The European Union privacy watchdog fined TikTok 530 million euros ($600 million) on Friday after a four-year investigation revealed that the app’s data transfers to China posed a risk of espionage, violating strict EU data privacy regulations. Ireland’s Data Protection Commission, TikTok’s lead data privacy regulator in the EU due to the company’s European headquarters in Dublin, found that TikTok was not transparent about where users’ personal data was being sent.
The investigation discovered that TikTok failed to ensure that European users’ data, which was remotely accessed by staff in China, was protected to the same standards required by EU law. Deputy Commissioner Graham Doyle explained that the company had not demonstrated that personal data was afforded equivalent protection to what is guaranteed within the EU.
In response, TikTok disagreed with the ruling and announced plans to appeal. The company argued that the decision pertains to a period ending in May 2023, before it initiated Project Clover, a data localization initiative involving the construction of three data centers in Europe. TikTok’s European head, Christine Grahn, stated that the project included strong data protection measures and independent oversight by a European cybersecurity firm, NCC Group. She criticized the decision for not fully considering these efforts.
TikTok has faced increased scrutiny in Europe due to concerns over its handling of personal data, especially with its Chinese parent company, ByteDance, potentially having access to this information. In 2023, the Irish regulator also fined TikTok over child privacy issues.
The investigation found that TikTok failed to address the risks of Chinese authorities gaining access to European user data under China’s laws related to counterespionage, national intelligence, and cybersecurity, which do not align with EU standards.

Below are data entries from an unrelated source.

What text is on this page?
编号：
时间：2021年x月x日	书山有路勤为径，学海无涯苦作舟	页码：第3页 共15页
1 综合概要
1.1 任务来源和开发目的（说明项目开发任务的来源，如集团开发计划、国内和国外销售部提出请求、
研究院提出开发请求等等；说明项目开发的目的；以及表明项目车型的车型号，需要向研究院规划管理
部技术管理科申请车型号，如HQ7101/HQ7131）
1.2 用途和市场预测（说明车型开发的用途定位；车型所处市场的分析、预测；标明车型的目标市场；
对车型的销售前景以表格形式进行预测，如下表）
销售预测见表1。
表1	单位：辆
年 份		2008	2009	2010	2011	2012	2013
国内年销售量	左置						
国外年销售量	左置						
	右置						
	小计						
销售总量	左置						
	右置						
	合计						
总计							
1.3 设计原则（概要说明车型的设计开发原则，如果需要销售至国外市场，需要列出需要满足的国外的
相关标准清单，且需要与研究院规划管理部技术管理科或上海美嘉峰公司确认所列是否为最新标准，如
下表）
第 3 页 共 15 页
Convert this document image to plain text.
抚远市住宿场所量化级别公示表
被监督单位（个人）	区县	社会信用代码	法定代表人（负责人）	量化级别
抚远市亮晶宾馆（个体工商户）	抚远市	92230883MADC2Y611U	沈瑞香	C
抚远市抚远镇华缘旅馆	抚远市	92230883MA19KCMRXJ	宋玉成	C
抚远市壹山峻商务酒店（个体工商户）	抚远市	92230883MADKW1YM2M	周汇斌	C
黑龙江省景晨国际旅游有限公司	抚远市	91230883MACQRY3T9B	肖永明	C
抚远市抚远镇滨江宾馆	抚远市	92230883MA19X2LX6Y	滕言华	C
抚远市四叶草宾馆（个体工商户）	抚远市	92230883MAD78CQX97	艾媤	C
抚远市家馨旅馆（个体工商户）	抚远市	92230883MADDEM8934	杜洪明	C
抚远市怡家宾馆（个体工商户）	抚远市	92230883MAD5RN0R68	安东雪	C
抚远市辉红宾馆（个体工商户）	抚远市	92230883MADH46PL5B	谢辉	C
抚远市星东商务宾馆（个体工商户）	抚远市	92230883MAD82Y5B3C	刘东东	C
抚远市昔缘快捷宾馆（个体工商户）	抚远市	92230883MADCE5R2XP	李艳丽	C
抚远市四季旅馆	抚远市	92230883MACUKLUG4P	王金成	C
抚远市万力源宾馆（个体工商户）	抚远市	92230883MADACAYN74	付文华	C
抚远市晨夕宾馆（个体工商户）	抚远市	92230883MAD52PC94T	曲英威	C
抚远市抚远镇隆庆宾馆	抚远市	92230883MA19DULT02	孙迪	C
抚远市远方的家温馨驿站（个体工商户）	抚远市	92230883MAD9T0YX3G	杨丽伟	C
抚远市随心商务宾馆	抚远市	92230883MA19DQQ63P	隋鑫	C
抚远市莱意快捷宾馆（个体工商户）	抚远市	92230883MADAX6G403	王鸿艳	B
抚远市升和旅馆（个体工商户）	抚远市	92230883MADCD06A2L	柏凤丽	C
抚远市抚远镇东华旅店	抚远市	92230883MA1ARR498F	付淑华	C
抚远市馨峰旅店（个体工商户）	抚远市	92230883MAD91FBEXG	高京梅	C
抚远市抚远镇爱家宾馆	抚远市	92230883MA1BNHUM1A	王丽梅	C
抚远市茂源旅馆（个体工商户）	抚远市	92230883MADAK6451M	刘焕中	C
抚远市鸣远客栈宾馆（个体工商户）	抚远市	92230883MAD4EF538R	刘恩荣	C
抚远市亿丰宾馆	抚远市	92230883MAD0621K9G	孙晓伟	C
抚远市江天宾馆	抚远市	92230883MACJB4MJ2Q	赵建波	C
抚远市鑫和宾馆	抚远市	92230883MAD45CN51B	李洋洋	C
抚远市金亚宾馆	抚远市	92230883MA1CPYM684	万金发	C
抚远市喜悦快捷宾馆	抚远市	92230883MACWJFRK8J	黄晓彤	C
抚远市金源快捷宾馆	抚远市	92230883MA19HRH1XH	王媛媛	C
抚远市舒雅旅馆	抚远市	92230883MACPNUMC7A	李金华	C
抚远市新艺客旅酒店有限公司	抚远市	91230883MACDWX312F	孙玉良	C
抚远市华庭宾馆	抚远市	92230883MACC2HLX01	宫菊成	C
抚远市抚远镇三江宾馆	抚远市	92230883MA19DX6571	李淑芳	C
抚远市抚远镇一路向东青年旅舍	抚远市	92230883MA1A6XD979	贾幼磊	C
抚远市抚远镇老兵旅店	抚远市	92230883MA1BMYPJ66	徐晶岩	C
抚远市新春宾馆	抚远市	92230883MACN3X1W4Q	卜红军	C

While TikTok maintains it has never provided European user data to Chinese authorities, the watchdog raised concerns that the company had not adequately assessed data transfer practices or fully informed users about where their data was being processed. Specifically, TikTok’s privacy policy failed to mention that data was being transferred to China, and the company only disclosed in April that some European data had been stored on Chinese servers.
TikTok also faces additional scrutiny from the Irish regulator, which has expressed concern about inaccuracies in the company’s responses during the investigation. The regulator is now considering further regulatory action in light of the recent developments.